Prosodic characteristics of speech directed to adults and to infants with and without hearing impairment

2017 
Infant-direct (ID) and adult-directed (AD) speech are distinguished via multiple acoustic-prosodic characteristics, but it is unclear how these differences map onto linguistic constructs, including pitch accents, prominences, and phrasal boundaries, or how a child’s hearing impairment affects caregiver prosody. In two studies, trained analysts coded prosody in corpora of mothers reading to their children (ID condition) or another adult (AD condition). In Study 1, 48 mothers read a storybook to their infants aged 3, 9, 13, or 20 months or an experimenter. In Study 2, 11 mothers read a storybook to their child with a cochlear implant at 3 months post-implantation or to an experimenter; each hearing-impaired child was paired two normal-hearing dyads based on the hearing-impaired child’s chronological age and amount of hearing experience.

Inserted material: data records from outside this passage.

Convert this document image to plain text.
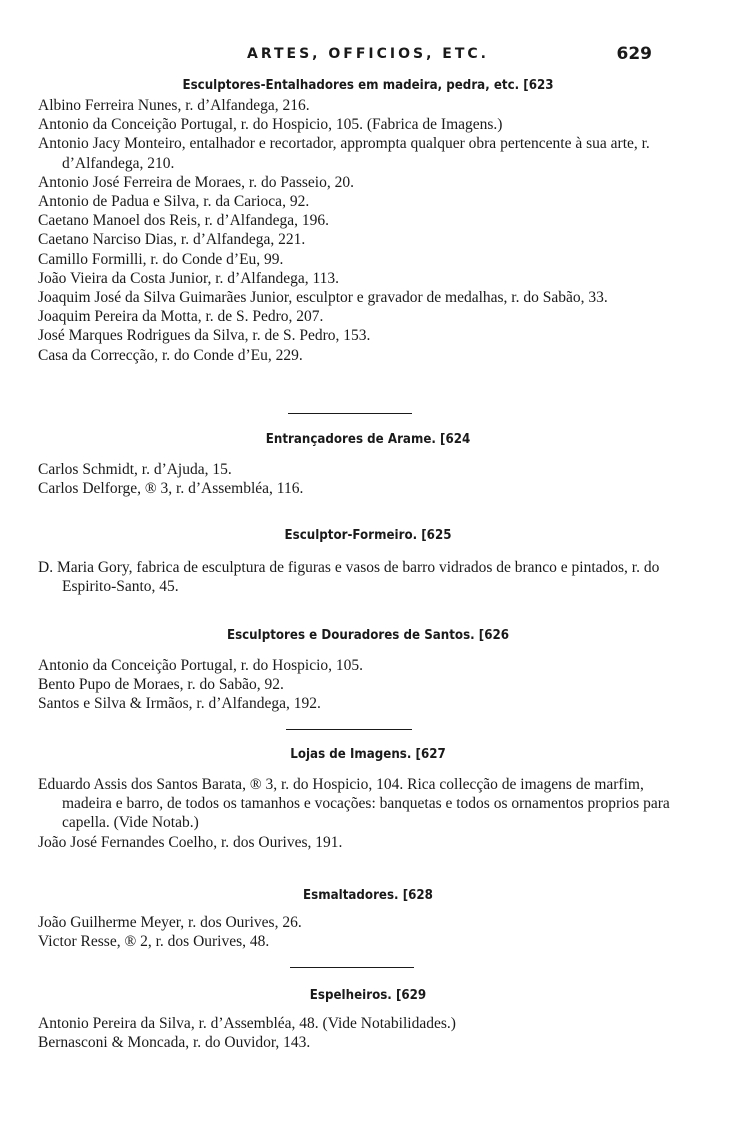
ARTES, OFFICIOS, ETC.	629
Esculptores-Entalhadores em madeira, pedra, etc. [623
Albino Ferreira Nunes, r. d’Alfandega, 216.
Antonio da Conceição Portugal, r. do Hospicio, 105. (Fabrica de Imagens.)
Antonio Jacy Monteiro, entalhador e recortador, apprompta qualquer obra pertencente à sua arte, r. d’Alfandega, 210.
Antonio José Ferreira de Moraes, r. do Passeio, 20.
Antonio de Padua e Silva, r. da Carioca, 92.
Caetano Manoel dos Reis, r. d’Alfandega, 196.
Caetano Narciso Dias, r. d’Alfandega, 221.
Camillo Formilli, r. do Conde d’Eu, 99.
João Vieira da Costa Junior, r. d’Alfandega, 113.
Joaquim José da Silva Guimarães Junior, esculptor e gravador de medalhas, r. do Sabão, 33.
Joaquim Pereira da Motta, r. de S. Pedro, 207.
José Marques Rodrigues da Silva, r. de S. Pedro, 153.
Casa da Correcção, r. do Conde d’Eu, 229.
Entrançadores de Arame. [624
Carlos Schmidt, r. d’Ajuda, 15.
Carlos Delforge, ® 3, r. d’Assembléa, 116.
Esculptor-Formeiro. [625
D. Maria Gory, fabrica de esculptura de figuras e vasos de barro vidrados de branco e pintados, r. do Espirito-Santo, 45.
Esculptores e Douradores de Santos. [626
Antonio da Conceição Portugal, r. do Hospicio, 105.
Bento Pupo de Moraes, r. do Sabão, 92.
Santos e Silva & Irmãos, r. d’Alfandega, 192.
Lojas de Imagens. [627
Eduardo Assis dos Santos Barata, ® 3, r. do Hospicio, 104. Rica collecção de imagens de marfim, madeira e barro, de todos os tamanhos e vocações: banquetas e todos os ornamentos proprios para capella. (Vide Notab.)
João José Fernandes Coelho, r. dos Ourives, 191.
Esmaltadores. [628
João Guilherme Meyer, r. dos Ourives, 26.
Victor Resse, ® 2, r. dos Ourives, 48.
Espelheiros. [629
Antonio Pereira da Silva, r. d’Assembléa, 48. (Vide Notabilidades.)
Bernasconi & Moncada, r. do Ouvidor, 143.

ID speech contained a greater density of pitch accents and prominences than AD speech. There was no difference in distributions of phrase boundaries across speech styles, and hearing status did not mediate effects of speech style on prosody. Results suggest that acoustic differences distinguishing ID and AD speech map onto combined phonological structural and gradient paralinguistic characteristics and contribute to understanding effects of child hearing loss on caregiver input. [Work supported by NIH Grant 5R01DC008581-07.]